Not even Trump's tweets can save Twitter

US Republican presidential candidate Donald Trump during the final presidential debate at the Thomas & Mack Center on the campus of the University of Las Vegas in Las Vegas, Nevada.
US Republican presidential candidate Donald Trump during the final presidential debate at the Thomas & Mack Center on the campus of the University of Las Vegas in Las Vegas, Nevada.PHOTO: AFP

NEW YORK (REUTERS) - For all the buzz Twitter has created as the preferred platform for US President Donald Trump daily tweets, its desultory earnings report show a company with no evident path to profitability.

The company's in its fourth-quarter results released on Thursday (Feb 9) reported a loss of US$167 million compared with US$90 million a year before on flat revenues of US$638 million.

Trump's frequent outbursts helped increase the number of users by a modest 2 million to 319 million - but during this same period Facebook's grew by 72 million.

In a conference call with investors, its COO/CFO Anthony Noto admitted that although "the president's use of Twitter had broadened the awareness of how the platform can be used," it hadn't had any material impact on user growth or engagement.

Twitter has lost more than US$1.5 billion cumulatively since it went public in late 2013. Its core costs have climbed more quickly than revenue while user growth stagnates.
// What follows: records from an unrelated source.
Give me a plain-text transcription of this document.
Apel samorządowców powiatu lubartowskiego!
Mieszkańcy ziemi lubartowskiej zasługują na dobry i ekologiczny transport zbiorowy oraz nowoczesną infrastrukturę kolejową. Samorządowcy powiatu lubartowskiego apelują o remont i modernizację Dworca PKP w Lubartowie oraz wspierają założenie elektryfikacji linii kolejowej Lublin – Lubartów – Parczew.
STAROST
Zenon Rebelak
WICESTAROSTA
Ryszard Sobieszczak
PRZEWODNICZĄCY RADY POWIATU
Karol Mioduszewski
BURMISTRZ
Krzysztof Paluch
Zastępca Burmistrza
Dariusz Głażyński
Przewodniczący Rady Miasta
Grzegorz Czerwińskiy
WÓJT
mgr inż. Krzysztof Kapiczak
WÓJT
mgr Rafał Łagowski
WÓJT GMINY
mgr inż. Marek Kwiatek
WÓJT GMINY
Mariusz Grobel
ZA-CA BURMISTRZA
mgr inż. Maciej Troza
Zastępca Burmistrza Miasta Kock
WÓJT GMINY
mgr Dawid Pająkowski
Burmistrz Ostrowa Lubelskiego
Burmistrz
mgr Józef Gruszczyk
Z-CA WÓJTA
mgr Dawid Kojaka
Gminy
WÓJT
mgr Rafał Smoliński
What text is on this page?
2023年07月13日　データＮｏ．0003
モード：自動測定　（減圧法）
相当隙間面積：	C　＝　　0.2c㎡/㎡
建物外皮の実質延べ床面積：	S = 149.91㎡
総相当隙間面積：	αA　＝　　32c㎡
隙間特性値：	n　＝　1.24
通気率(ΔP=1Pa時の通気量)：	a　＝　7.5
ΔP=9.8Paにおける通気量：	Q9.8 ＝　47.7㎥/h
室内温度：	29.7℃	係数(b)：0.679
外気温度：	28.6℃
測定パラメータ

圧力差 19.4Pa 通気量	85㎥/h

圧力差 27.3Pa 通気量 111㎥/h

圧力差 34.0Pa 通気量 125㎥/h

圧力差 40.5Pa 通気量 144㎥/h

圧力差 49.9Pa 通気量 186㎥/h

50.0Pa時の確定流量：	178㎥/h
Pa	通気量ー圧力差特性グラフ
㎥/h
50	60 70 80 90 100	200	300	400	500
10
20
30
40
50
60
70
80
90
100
On Thursday Twitter said it was revisiting core advertising strategies, suggesting a quick turnaround on revenue was not likely. Fourth-quarter revenue of US$717 million was well short of analysts' expectations.

The company is "trapped" and could see declining revenue for another year or two, RBC Capital Markets analyst Mark Mahaney said in a client note.

"We believe that only a radical overhaul of the (user interface) and value proposition could potentially grow its user base, but such a step would carry enormous risk in alienating core users," Mahaney said.

Twitter's share price was battered on Thursday, closing down 12.3 per cent at US$16.41.

The company's revenue shortfall came even though its cost of revenue - the amount it must spend for hosting the service and sharing revenue with partners, among other things - rose by 40.4 per cent to US$306 million from a year earlier.

Meanwhile, revenue per user was US$2.25, a 3.4 per cent drop from a year earlier and far behind the US$7.16 in revenue per user that Facebook reported in the fourth quarter. With virtually no user growth, Twitter is spending more to generate less revenue per customer. The service has 319 million average monthly active users, compared to Facebook's 1.86 billion.

Twitter said it would reevaluate some kinds of advertisements that have not done well, such as so-called "direct response ads" where the goal is for consumers to respond right away.

That leaves the company chasing brand advertisers, but that could be a challenge, too, because those companies - from carmakers to soda sellers - plan six to 12 months in advance and have options, eMarketer analyst Debra Aho Williamson said.